8. the method of claim 5, wherein the conditions of the heat treatment comprise: the temperature is 60-120 ℃, and the time is 30 min-4 h; and/or the presence of a gas in the gas,

the solid-liquid separation comprises annealing crystallization at the temperature of 140-160 ℃.

9. A method for the production of a composite material according to any one of claims 5 to 8, the organic semiconductor material is selected from one or more of poly (9, 9-dioctyl-fluorene-co-N- (4-butylphenyl) -diphenylamine), polyarylamine, poly (N-vinylcarbazole), polyaniline, polypyrrole, N ' -tetrakis (4-methoxyphenyl) -benzidine, 4-bis [ N- (1-naphthyl) -N-phenyl-amino ] biphenyl, 4',4 ″ -tris [ phenyl (m-tolyl) amino ] triphenylamine, 4',4 ″ -tris (N-carbazolyl) -triphenylamine, and 1, 1-bis [ (di-4-tolylamino) phenylcyclohexane; and/or the presence of a gas in the gas,

the metal ion precursor is selected from one or more of a zinc ion precursor, a titanium ion precursor, an aluminum ion precursor, an indium ion precursor, a tin ion precursor, a zirconium ion precursor and a gallium ion precursor.

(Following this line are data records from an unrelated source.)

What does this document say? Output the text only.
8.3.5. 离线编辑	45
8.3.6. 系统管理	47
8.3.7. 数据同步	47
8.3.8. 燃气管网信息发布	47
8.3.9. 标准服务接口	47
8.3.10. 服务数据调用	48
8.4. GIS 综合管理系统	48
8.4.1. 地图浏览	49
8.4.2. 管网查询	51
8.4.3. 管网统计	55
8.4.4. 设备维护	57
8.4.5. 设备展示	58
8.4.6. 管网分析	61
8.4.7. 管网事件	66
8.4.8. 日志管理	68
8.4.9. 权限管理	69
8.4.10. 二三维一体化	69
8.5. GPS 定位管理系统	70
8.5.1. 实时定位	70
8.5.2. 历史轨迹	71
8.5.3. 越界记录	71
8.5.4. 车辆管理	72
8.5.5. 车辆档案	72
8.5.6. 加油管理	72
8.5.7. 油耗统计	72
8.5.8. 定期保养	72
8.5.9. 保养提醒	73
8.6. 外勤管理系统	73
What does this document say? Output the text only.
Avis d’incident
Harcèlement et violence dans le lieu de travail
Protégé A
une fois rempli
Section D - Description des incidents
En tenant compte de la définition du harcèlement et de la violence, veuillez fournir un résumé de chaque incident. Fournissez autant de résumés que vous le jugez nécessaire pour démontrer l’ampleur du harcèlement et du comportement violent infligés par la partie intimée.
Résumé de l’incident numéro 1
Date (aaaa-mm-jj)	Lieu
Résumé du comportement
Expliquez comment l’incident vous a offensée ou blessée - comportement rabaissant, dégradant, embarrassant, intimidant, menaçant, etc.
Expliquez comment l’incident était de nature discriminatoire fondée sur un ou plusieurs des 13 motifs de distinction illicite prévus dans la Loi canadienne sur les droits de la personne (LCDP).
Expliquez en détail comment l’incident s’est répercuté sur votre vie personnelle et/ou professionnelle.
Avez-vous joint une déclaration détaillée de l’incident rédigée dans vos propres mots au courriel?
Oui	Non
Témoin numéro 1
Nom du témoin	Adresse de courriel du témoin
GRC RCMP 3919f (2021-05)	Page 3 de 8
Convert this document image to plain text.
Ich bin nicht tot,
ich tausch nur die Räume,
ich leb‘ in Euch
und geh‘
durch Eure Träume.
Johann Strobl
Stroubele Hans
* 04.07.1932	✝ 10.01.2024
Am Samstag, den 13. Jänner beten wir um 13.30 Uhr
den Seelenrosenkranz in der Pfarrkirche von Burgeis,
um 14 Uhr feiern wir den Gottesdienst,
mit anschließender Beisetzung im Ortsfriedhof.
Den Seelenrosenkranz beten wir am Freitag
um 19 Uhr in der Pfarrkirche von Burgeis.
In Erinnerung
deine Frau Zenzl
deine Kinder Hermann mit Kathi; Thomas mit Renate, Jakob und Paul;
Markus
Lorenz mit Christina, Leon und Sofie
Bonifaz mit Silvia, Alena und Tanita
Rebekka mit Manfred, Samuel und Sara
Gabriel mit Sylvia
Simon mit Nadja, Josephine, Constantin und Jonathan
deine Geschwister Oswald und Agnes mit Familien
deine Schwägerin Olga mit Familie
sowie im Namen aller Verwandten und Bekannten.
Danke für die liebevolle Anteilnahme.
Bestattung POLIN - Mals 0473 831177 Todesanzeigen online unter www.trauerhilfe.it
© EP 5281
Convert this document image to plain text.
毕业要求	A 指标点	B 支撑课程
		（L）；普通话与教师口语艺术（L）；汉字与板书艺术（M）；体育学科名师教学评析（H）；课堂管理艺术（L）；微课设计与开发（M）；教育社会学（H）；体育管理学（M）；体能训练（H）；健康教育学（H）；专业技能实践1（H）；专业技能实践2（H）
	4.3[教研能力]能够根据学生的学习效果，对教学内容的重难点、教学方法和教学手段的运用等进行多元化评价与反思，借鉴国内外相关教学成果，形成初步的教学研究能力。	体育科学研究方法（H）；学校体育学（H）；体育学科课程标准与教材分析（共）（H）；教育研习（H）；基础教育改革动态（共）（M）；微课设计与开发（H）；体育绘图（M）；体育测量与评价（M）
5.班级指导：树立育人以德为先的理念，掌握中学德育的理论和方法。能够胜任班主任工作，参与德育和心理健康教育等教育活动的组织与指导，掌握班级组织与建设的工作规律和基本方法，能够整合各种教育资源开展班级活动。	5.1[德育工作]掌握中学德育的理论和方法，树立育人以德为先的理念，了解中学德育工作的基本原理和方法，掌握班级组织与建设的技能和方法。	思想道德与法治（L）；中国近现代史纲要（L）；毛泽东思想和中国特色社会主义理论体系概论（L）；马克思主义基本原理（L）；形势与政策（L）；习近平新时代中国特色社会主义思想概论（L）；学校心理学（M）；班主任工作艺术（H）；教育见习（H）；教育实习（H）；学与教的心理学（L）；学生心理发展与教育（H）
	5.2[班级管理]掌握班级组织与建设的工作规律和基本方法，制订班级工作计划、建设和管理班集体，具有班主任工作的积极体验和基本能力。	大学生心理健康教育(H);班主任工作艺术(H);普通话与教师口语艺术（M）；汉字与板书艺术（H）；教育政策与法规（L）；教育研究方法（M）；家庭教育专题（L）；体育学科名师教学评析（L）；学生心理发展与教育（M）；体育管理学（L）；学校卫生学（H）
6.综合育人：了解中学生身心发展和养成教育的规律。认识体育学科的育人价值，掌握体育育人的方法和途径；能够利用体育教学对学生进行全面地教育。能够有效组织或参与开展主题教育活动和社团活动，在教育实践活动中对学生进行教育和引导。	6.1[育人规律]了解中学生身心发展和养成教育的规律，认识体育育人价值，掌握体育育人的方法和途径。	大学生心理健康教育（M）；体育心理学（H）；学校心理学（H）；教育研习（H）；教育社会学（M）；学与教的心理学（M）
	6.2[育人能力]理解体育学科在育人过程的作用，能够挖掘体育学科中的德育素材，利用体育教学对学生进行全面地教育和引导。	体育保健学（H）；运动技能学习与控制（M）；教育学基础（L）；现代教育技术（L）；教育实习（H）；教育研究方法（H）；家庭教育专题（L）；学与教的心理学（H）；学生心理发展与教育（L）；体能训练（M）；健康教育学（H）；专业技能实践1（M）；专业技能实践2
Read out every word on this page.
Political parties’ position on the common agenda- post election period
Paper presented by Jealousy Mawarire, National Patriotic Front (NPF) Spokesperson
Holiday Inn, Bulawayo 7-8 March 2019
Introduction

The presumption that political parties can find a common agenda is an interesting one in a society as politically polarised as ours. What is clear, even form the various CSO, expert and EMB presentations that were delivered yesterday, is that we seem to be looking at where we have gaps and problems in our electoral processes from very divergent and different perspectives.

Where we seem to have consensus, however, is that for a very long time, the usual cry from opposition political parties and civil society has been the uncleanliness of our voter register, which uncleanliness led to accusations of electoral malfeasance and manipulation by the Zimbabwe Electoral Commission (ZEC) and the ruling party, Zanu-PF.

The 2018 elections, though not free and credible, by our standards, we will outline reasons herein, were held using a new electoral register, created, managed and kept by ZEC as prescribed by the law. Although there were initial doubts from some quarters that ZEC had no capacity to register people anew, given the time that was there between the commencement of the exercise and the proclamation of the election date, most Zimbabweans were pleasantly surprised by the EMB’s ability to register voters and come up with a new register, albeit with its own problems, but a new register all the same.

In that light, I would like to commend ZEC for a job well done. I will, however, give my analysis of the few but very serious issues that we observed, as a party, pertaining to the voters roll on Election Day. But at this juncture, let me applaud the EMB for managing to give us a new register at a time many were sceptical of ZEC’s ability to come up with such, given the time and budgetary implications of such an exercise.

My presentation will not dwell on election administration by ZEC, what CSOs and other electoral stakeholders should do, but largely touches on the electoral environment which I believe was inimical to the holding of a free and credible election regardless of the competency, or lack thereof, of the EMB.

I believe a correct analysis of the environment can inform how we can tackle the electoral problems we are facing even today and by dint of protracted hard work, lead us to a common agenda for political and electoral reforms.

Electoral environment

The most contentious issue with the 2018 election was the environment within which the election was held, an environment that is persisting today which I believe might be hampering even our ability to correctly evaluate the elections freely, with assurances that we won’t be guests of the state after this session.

10. A quantum dot light-emitting diode comprising an anode, a cathode and a quantum dot light-emitting layer between the anode and the cathode, wherein a hole transport layer is arranged between the anode and the quantum dot light-emitting layer, and the hole transport layer is composed of the composite material according to any one of claims 1 to 4 or the composite material obtained by the preparation method according to any one of claims 5 to 9.